While that may well be the case, it would have been better to tell the lads what he was doing. “Scuse me, I’ve been caught short, sorry, could you pass me my bottle?” Would have gone a long way to making it less startling for the boys. Not in uniform, no, but my son is very young looking.

Any way, both police and school did want to know despite my hesitation.

I only came on to get some perspective, but my mind cleared as I typed and I decided to inform the school.

As for making it up, if I was thinking of taking up trolling, I’d have gone for more of an escalation, some heated debate, and a developed storyline rather than a quick 'this is weird, what would you do? - actually, I know what to do and I’ve done it.’ Hardly dramatic, is it?

Needadvicetoleave Wed 22-Nov-17 15:37:05

Fluffy never been incontinent have you?

Fluffycloudland77 Wed 22-Nov-17 15:39:54

No, but if I was I'd buy pads. It's the logical thing to do.

bluebell34567 Wed 22-Nov-17 15:40:53

he made them touch his special purpose bottle. I hope they washed their hands.
I will tell my dc don't ever help in that way.
these days you don't know what they are used for.

Chrys2017 Wed 22-Nov-17 15:42:02

The weird thing to me is that he dumped it out on the pavement. Normally one would empty it out in a toilet.

Chrys2017 Wed 22-Nov-17 15:42:51

As for pouring it out, these things don't come with lids, so there isn't much choice is there!

They do come with lids.

WhoWants2Know Wed 22-Nov-17 15:44:29

Inco pads cost a lot of money for someone with a disability. I can think of many clients with brain injuries (post stroke) who would likely do exactly the same as the man in your OP.

Lots of disabilities unfortunately affect things like inhibitions and planning (ie go before you leave). Lots will have no carers (under current budget cuts) to remind them about appropriate behaviour and they would likely forget anyway.

Chrys2017 Wed 22-Nov-17 15:44:54

I've never actually seen one without a lid...

Needadvicetoleave Wed 22-Nov-17 15:47:36

Fluffy pads that hold a full bladder are expensive and very uncomfortable, especially when full. They also increase the risk of moisture legions and therefore pressure sores, especially if not changed as soon as full. it's possible the man cannot change his own pads.

Bladder and bowel services will often only provide either pads OR a bottle. If someone can use a bottle they will not provide pads (as pads are an on-going expense).

Chrys2017 the ones provided by our bladder and bowel service don't come with lids. Maybe other authorities do provide ones with lids, but ours doesn't, maybe his didn't.

picklemepopcorn Wed 22-Nov-17 15:48:02

Bluebell, my lad held their lunches (just been to tesco) and opened the doors, until the other lad could have a good scrub! I think they may be a bit more reluctant to help, in future. Sadly.

Needadvicetoleave Wed 22-Nov-17 15:49:01

Chrys2017 or maybe due to a disability he isn't able to use the lid- either to secure it or when he needs to open it to empty it.

ReggaetonLente Wed 22-Nov-17 15:56:50

I honestly don’t think this is a big deal.
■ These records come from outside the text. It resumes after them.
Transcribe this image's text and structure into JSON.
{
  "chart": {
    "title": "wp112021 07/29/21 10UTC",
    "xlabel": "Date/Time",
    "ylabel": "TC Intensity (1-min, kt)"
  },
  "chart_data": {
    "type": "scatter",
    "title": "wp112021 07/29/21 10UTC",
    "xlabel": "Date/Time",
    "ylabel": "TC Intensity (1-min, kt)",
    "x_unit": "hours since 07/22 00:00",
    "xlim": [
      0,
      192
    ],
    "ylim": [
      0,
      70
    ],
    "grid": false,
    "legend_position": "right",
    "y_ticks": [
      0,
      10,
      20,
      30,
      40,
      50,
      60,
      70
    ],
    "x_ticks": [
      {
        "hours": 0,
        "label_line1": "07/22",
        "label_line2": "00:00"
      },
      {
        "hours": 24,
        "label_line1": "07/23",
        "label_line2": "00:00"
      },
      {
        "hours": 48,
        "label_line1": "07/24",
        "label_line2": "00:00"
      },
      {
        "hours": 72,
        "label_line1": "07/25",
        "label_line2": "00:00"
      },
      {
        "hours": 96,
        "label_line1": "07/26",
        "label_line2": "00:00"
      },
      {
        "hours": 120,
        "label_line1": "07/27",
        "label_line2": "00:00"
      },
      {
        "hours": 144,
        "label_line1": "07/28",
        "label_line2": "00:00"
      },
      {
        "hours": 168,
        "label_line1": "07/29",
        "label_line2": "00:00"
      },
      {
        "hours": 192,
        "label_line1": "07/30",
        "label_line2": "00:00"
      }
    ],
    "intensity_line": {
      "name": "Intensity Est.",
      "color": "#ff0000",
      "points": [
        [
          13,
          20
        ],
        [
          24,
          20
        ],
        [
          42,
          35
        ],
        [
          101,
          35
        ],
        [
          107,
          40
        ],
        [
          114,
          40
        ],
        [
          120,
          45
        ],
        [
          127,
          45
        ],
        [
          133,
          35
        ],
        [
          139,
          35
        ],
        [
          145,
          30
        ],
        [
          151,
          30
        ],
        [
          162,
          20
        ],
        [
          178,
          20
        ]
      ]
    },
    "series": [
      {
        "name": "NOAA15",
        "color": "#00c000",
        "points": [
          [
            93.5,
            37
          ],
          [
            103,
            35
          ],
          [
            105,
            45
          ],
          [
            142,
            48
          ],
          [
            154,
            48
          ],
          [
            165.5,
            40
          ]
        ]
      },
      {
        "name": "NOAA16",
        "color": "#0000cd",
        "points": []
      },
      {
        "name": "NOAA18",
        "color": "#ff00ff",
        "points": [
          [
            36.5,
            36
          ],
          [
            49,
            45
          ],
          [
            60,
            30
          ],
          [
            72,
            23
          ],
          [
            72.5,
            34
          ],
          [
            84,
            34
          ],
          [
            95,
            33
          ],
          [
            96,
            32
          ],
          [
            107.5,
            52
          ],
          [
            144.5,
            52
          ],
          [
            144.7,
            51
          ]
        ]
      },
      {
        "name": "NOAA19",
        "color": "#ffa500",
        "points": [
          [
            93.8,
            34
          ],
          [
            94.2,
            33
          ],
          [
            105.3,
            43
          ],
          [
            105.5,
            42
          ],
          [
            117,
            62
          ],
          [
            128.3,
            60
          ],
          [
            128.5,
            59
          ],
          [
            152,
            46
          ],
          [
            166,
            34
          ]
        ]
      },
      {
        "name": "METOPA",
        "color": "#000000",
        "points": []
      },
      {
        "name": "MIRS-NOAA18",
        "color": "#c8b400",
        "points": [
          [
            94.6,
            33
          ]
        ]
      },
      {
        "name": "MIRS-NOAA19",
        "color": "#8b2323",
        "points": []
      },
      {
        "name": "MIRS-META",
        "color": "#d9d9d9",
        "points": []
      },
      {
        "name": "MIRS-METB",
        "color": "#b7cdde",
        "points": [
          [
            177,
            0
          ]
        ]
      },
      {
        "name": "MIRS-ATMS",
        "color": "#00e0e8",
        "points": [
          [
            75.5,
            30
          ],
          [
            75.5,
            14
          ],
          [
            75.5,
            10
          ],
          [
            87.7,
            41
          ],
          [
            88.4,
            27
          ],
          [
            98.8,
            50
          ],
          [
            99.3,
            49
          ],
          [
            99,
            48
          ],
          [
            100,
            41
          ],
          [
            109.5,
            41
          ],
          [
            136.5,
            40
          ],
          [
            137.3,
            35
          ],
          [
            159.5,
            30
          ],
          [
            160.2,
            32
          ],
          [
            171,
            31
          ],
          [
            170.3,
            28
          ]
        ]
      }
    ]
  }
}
Surely they see/stand next to other men weeingball the time in public loos? So it’s not like that’s a brand new life changing experience.

I mean, it’s not normal behaviour, and I’m sure they’ll be telling the story for a few weeks yet. But at 17 especially I’d have just laughed about it!

I think calling the police is a bit extreme and quite bizarre, but if the school says do it then of course you should.

I think it’s just part of town/city life. People are weird. And often pretty disgusting!